Conflitos agrários e denúncias de milícias marcam dia a dia do tocantinense
Mais de 100 famílias do campo foram despejadas no último mês em Tocantins. Os dados são da Defensoria Pública do Estado e fazem referência ao cumprimento de duas ordens judiciais.

Em Campos Lindos, a ação foi contra uma comunidade quilombola. Em São Bento do Tocantins contra trabalhadores rurais sem-terra.
Outras duas ordens de reintegração de posse estão para ser cumpridas, nos municípios de Pedro Afonso e Palmas, onde vivem posseiros e pequenos produtores rurais.
Segundo a Defensoria Pública Agrária, só neste semestre, as decisões judiciais atingem mais 2 mil pessoas.
O defensor público Pedro Alexandre Aires afirma que a convivência entre quilombolas, indígenas, posseiros e grandes produtores nem sempre se dá de forma pacífica. Segundo Pedro Alexandre, os conflitos têm aumentado, o que demanda maior atuação do estado.
De acordo com Pedro Alexandre, o que mais causa indignação dos assistidos pela Defensoria é o fato de sequer serem escutados.
Segundo a Ouvidoria Agrária Nacional, o estado de Tocantins tem 44 áreas, em 20 municípios, com conflitos agrários coletivos.
Essas disputas, muitas vezes têm desdobramentos violentos. Dados da Ouvidoria apontam que, desde de 2003, três pessoas morreram em virtude de conflitos agrários na zona rural de Tocantins. Dois homicídios cometidos este ano está sob investigação.

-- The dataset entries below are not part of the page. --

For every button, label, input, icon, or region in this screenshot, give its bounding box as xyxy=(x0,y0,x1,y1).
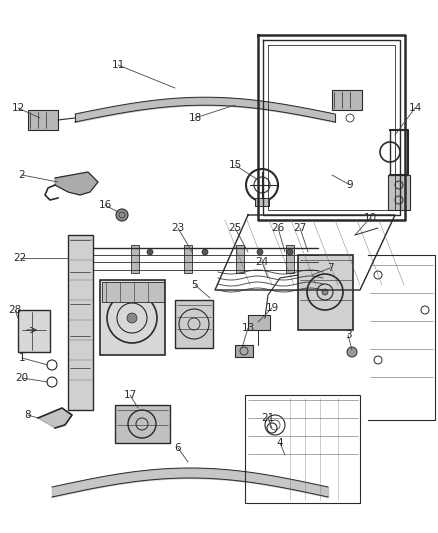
Text: 24: 24 xyxy=(255,257,268,267)
Polygon shape xyxy=(38,408,72,428)
Text: 14: 14 xyxy=(408,103,422,113)
Circle shape xyxy=(261,316,269,324)
Text: 23: 23 xyxy=(171,223,185,233)
Bar xyxy=(18,310,50,352)
Circle shape xyxy=(127,313,137,323)
Bar xyxy=(100,280,165,355)
Polygon shape xyxy=(55,172,98,195)
Text: 8: 8 xyxy=(25,410,31,420)
Text: 28: 28 xyxy=(8,305,21,315)
Text: 13: 13 xyxy=(241,323,254,333)
Text: 11: 11 xyxy=(111,60,125,70)
Text: 26: 26 xyxy=(272,223,285,233)
Text: 17: 17 xyxy=(124,390,137,400)
Bar xyxy=(102,282,164,302)
Text: 7: 7 xyxy=(327,263,333,273)
Text: 6: 6 xyxy=(175,443,181,453)
Text: 21: 21 xyxy=(261,413,275,423)
Bar xyxy=(235,345,253,357)
Text: 9: 9 xyxy=(347,180,353,190)
Circle shape xyxy=(257,249,263,255)
Text: 4: 4 xyxy=(277,438,283,448)
Text: 20: 20 xyxy=(15,373,28,383)
Bar xyxy=(68,235,93,410)
Text: 12: 12 xyxy=(11,103,25,113)
Bar xyxy=(245,395,360,503)
Bar xyxy=(255,198,269,206)
Bar xyxy=(248,315,270,330)
Circle shape xyxy=(116,209,128,221)
Text: 19: 19 xyxy=(265,303,279,313)
Text: 27: 27 xyxy=(293,223,307,233)
Circle shape xyxy=(287,249,293,255)
Bar xyxy=(131,245,139,273)
Bar xyxy=(115,405,170,443)
Text: 15: 15 xyxy=(228,160,242,170)
Bar xyxy=(28,110,58,130)
Text: 3: 3 xyxy=(345,330,351,340)
Text: 10: 10 xyxy=(364,213,377,223)
Bar xyxy=(175,300,213,348)
Circle shape xyxy=(322,289,328,295)
Text: 2: 2 xyxy=(19,170,25,180)
Bar xyxy=(286,245,294,273)
Text: 5: 5 xyxy=(192,280,198,290)
Text: 22: 22 xyxy=(14,253,27,263)
Bar xyxy=(298,255,353,330)
Bar xyxy=(388,175,410,210)
Circle shape xyxy=(347,347,357,357)
Circle shape xyxy=(147,249,153,255)
Text: 18: 18 xyxy=(188,113,201,123)
Circle shape xyxy=(202,249,208,255)
Bar xyxy=(332,90,362,110)
Bar xyxy=(184,245,192,273)
Text: 1: 1 xyxy=(19,353,25,363)
Text: 16: 16 xyxy=(99,200,112,210)
Bar xyxy=(236,245,244,273)
Text: 25: 25 xyxy=(228,223,242,233)
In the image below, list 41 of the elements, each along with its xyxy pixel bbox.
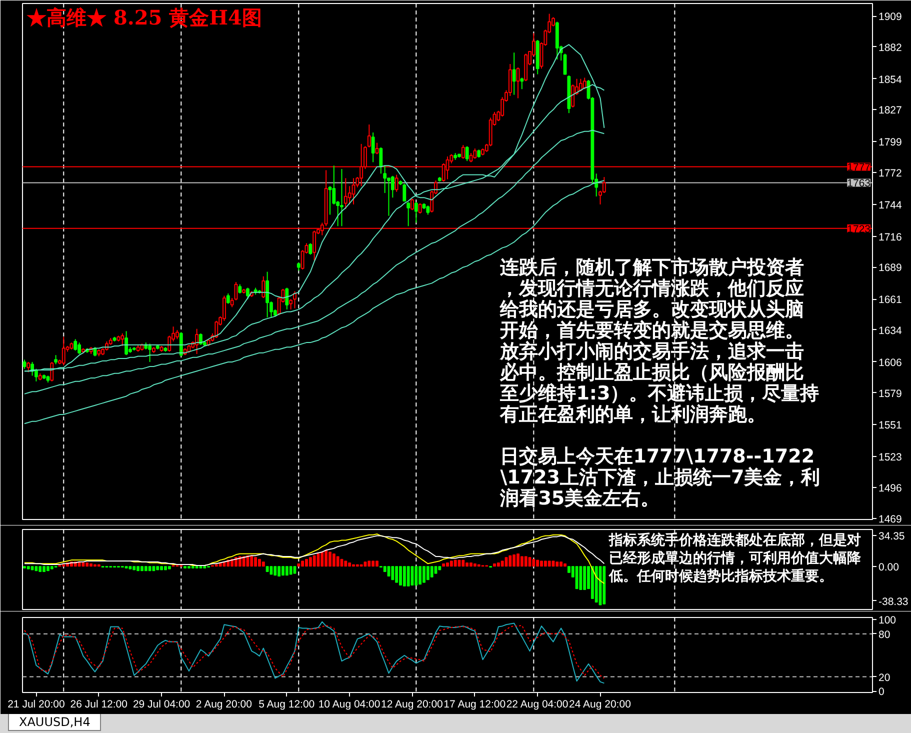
y-tick-label: 1854: [878, 74, 902, 86]
y-tick-label: -38.33: [878, 596, 908, 608]
y-tick-label: 20: [878, 672, 890, 684]
x-tick-label: 5 Aug 12:00: [258, 698, 315, 710]
y-tick-label: 1772: [878, 167, 902, 180]
y-tick-label: 1551: [878, 420, 902, 432]
y-tick-label: 0: [878, 686, 884, 698]
x-tick-label: 2 Aug 20:00: [196, 698, 252, 710]
y-tick-label: 1469: [878, 513, 902, 526]
y-tick-label: 1716: [878, 231, 902, 244]
y-tick-label: 1496: [878, 482, 902, 495]
y-tick-label: 100: [878, 614, 896, 627]
x-tick-label: 22 Aug 04:00: [506, 698, 568, 710]
y-tick-label: 1523: [878, 452, 902, 464]
x-tick-label: 24 Aug 20:00: [569, 698, 632, 710]
x-tick-label: 29 Jul 04:00: [132, 698, 190, 710]
y-tick-label: 1689: [878, 262, 902, 274]
y-tick-label: 1799: [878, 136, 902, 149]
y-tick-label: 1744: [878, 199, 902, 212]
annotation: 连跌后，随机了解下市场散户投资者，发现行情无论行情涨跌，他们反应给我的还是亏居多。改变现状从头脑开始，首先要转变的就是交易思维。放弃小打小闹的交易手法，追求一击必中。控制止盈止损比（风险报酬比至少维持1:3）。不避讳止损，尽量持有正在盈利的单，让利润奔跑。: [499, 256, 820, 426]
y-tick-label: 1579: [878, 388, 902, 400]
y-tick-label: 1606: [878, 356, 902, 369]
x-tick-label: 26 Jul 12:00: [70, 698, 128, 710]
ref-line-label: 1763: [847, 178, 871, 190]
y-tick-label: 1882: [878, 42, 902, 54]
y-tick-label: 34.35: [878, 530, 905, 542]
annotation: 指标系统手价格连跌都处在底部，但是对已经形成單边的行情，可利用价值大幅降低。任何时候趋势比指标技术重要。: [608, 532, 862, 585]
annotation: 日交易上今天在1777\1778--1722\1723上沽下渣，止损统一7美金，利润看35美金左右。: [499, 445, 820, 510]
x-tick-label: 10 Aug 04:00: [318, 698, 380, 710]
y-tick-label: 0.00: [878, 561, 900, 574]
chart-title: ★高维★ 8.25 黄金H4图: [26, 6, 262, 30]
ref-line-label: 1777: [847, 162, 871, 174]
x-tick-label: 12 Aug 20:00: [381, 698, 444, 710]
ref-line-label: 1723: [847, 223, 871, 236]
x-tick-label: 21 Jul 20:00: [8, 698, 65, 710]
y-tick-label: 80: [878, 628, 890, 641]
y-tick-label: 1661: [878, 294, 902, 306]
x-tick-label: 17 Aug 12:00: [444, 698, 506, 710]
y-tick-label: 1909: [878, 11, 902, 24]
y-tick-label: 1634: [878, 324, 902, 337]
y-tick-label: 1827: [878, 104, 902, 117]
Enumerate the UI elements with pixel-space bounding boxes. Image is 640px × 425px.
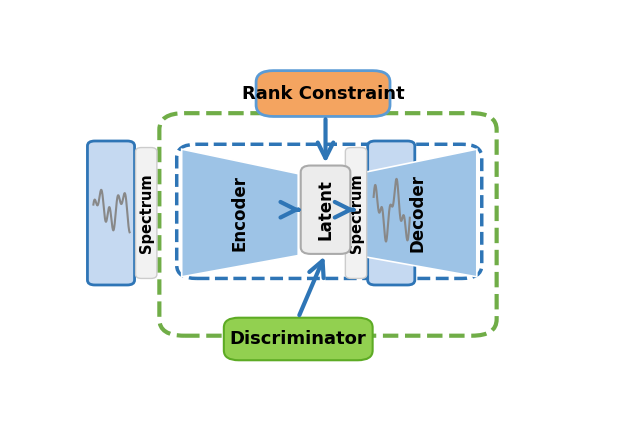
- Polygon shape: [182, 149, 298, 277]
- FancyBboxPatch shape: [88, 141, 134, 285]
- Polygon shape: [358, 149, 477, 277]
- FancyBboxPatch shape: [367, 141, 415, 285]
- FancyBboxPatch shape: [346, 147, 367, 278]
- Text: Latent: Latent: [317, 179, 335, 240]
- FancyBboxPatch shape: [224, 318, 372, 360]
- FancyBboxPatch shape: [136, 147, 157, 278]
- FancyBboxPatch shape: [301, 166, 350, 254]
- Text: Decoder: Decoder: [408, 174, 426, 252]
- Text: Discriminator: Discriminator: [230, 330, 367, 348]
- Text: Spectrum: Spectrum: [139, 173, 154, 253]
- Text: Spectrum: Spectrum: [349, 173, 364, 253]
- Text: Encoder: Encoder: [231, 175, 249, 251]
- Text: Rank Constraint: Rank Constraint: [242, 85, 404, 102]
- FancyBboxPatch shape: [256, 71, 390, 116]
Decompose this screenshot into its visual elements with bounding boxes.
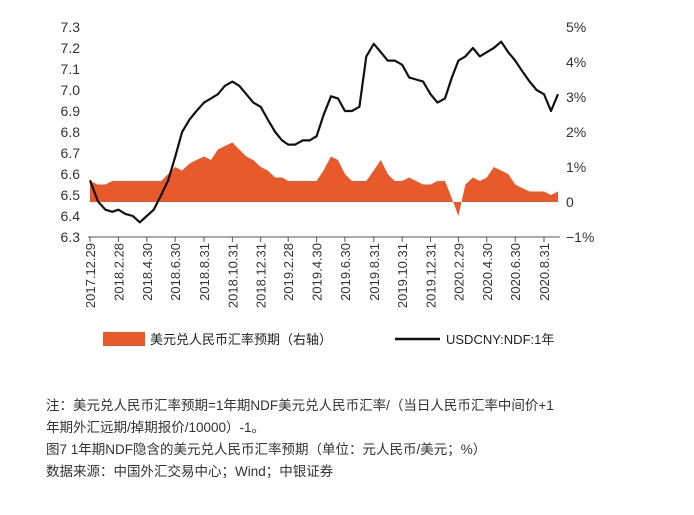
data-source: 数据来源：中国外汇交易中心；Wind；中银证券: [46, 464, 334, 479]
left-axis-tick-label: 7.1: [61, 61, 81, 77]
ndf-line-series: [88, 40, 560, 224]
x-axis-tick-label: 2017.12.29: [83, 243, 98, 308]
x-axis-tick-label: 2019.4.30: [310, 243, 325, 301]
legend-label-ndf: USDCNY:NDF:1年: [446, 332, 554, 347]
right-axis-tick-label: 1%: [566, 159, 586, 175]
left-axis-tick-label: 6.3: [61, 229, 81, 245]
x-axis-tick-label: 2019.8.31: [367, 243, 382, 301]
x-axis-tick-label: 2020.8.31: [537, 243, 552, 301]
ndf-line: [88, 40, 560, 224]
left-axis-tick-label: 6.8: [61, 124, 81, 140]
left-axis-tick-label: 6.9: [61, 103, 81, 119]
right-axis-tick-label: 2%: [566, 124, 586, 140]
note-line-2: 年期外汇远期/掉期报价/10000）-1。: [46, 420, 266, 435]
chart-figure: 7.3 7.2 7.1 7.0 6.9 6.8 6.7 6.6 6.5 6.4 6.3 5% 4% 3% 2…: [61, 19, 595, 347]
figure-title: 图7 1年期NDF隐含的美元兑人民币汇率预期（单位：元人民币/美元；%）: [46, 442, 487, 457]
right-axis-tick-label: 0: [566, 194, 574, 210]
left-axis-tick-label: 6.6: [61, 166, 81, 182]
x-axis-tick-label: 2019.2.28: [281, 243, 296, 301]
note-line-1: 注：美元兑人民币汇率预期=1年期NDF美元兑人民币汇率/（当日人民币汇率中间价+…: [46, 398, 554, 413]
left-axis-tick-label: 6.5: [61, 187, 81, 203]
x-axis-tick-label: 2019.10.31: [395, 243, 410, 308]
x-axis-tick-label: 2019.12.31: [424, 243, 439, 308]
right-axis-tick-label: −1%: [566, 229, 594, 245]
legend-label-expectation: 美元兑人民币汇率预期（右轴）: [150, 332, 332, 347]
left-axis-tick-label: 6.4: [61, 208, 81, 224]
left-axis-tick-label: 7.3: [61, 19, 81, 35]
x-axis-tick-label: 2020.2.29: [451, 243, 466, 301]
x-axis-tick-label: 2018.10.31: [225, 243, 240, 308]
left-axis-tick-label: 7.0: [61, 82, 81, 98]
axes: 7.3 7.2 7.1 7.0 6.9 6.8 6.7 6.6 6.5 6.4 6.3 5% 4% 3% 2…: [61, 19, 595, 308]
right-axis-tick-label: 4%: [566, 54, 586, 70]
x-axis-tick-label: 2020.4.30: [480, 243, 495, 301]
x-axis-tick-label: 2018.2.28: [111, 243, 126, 301]
x-axis-tick-label: 2019.6.30: [338, 243, 353, 301]
left-axis-tick-label: 6.7: [61, 145, 81, 161]
left-axis-tick-label: 7.2: [61, 40, 81, 56]
expectation-area: [90, 142, 558, 216]
legend-swatch-expectation: [103, 332, 145, 346]
right-axis-tick-label: 5%: [566, 19, 586, 35]
right-axis-tick-label: 3%: [566, 89, 586, 105]
legend: 美元兑人民币汇率预期（右轴） USDCNY:NDF:1年: [103, 332, 554, 347]
x-axis-tick-label: 2018.4.30: [140, 243, 155, 301]
x-axis-tick-label: 2018.12.31: [254, 243, 269, 308]
notes-block: 注：美元兑人民币汇率预期=1年期NDF美元兑人民币汇率/（当日人民币汇率中间价+…: [46, 395, 666, 483]
x-axis-tick-label: 2018.8.31: [197, 243, 212, 301]
x-axis-tick-label: 2018.6.30: [168, 243, 183, 301]
expectation-area-series: [90, 142, 558, 216]
x-axis-tick-label: 2020.6.30: [508, 243, 523, 301]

O defensor público relatou alguns desses casos.
Na estrada que dá acesso à cidade de Aparecida do Rio Negro, ainda território da capital Palmas, cerca de 80 famílias vivem na área da Fazenda Serra Dourada.
Além da ordem de despejo, os pequenos produtores rurais que moram na área há mais de 20 anos também sofrem com as ameaças do pretenso proprietário.
O pai de Jhenifer Lopes mora há dez anos no local. Ela conta que há cerca de três meses uma milícia derruba casas e ameaça as pessoas de morte.
A estudante universitária reclama da falta de apoio dos órgãos de segurança pública e denuncia a participação de pessoas que se apresentam como policiais na milícia.
Para não ser reconhecida, a jovem de 19 anos já não vai ao loteamento, onde vive a família. Jhenifer afirma que sofre ameaças.
A Secretaria de Segurança Pública de Tocantins informou que, em relação às ameaças e demais crimes, são instaurados procedimentos policiais. Quanto a eventuais denúncias de práticas abusivas por parte de policiais, a pasta informou que todos os casos são encaminhados à Corregedoria para apuração.
A reportagem também solicitou entrevista com um representante da Delegacia de Repressão a Conflitos Agrários, mas a Secretária de Segurança Pública informou que o responsável não falaria com nossa equipe.
O Tribunal de Justiça (TJ) de Tocantins informou que não recebeu nenhuma denúncia sobre decisões proferidas sem que as partes fossem ouvidas. Segundo o tribunal, no momento não há nenhuma nova iniciativa no sentido de implantar uma vara exclusivamente agrária no estado.
Até outubro deste ano, 56 processos que tramitam na Justiça Estadual tem como foco principal conflito fundiário coletivo rural e crimes agrários.
A Federação da Agricultura e Pecuária do Tocantins não se pronunciou sobre as questões.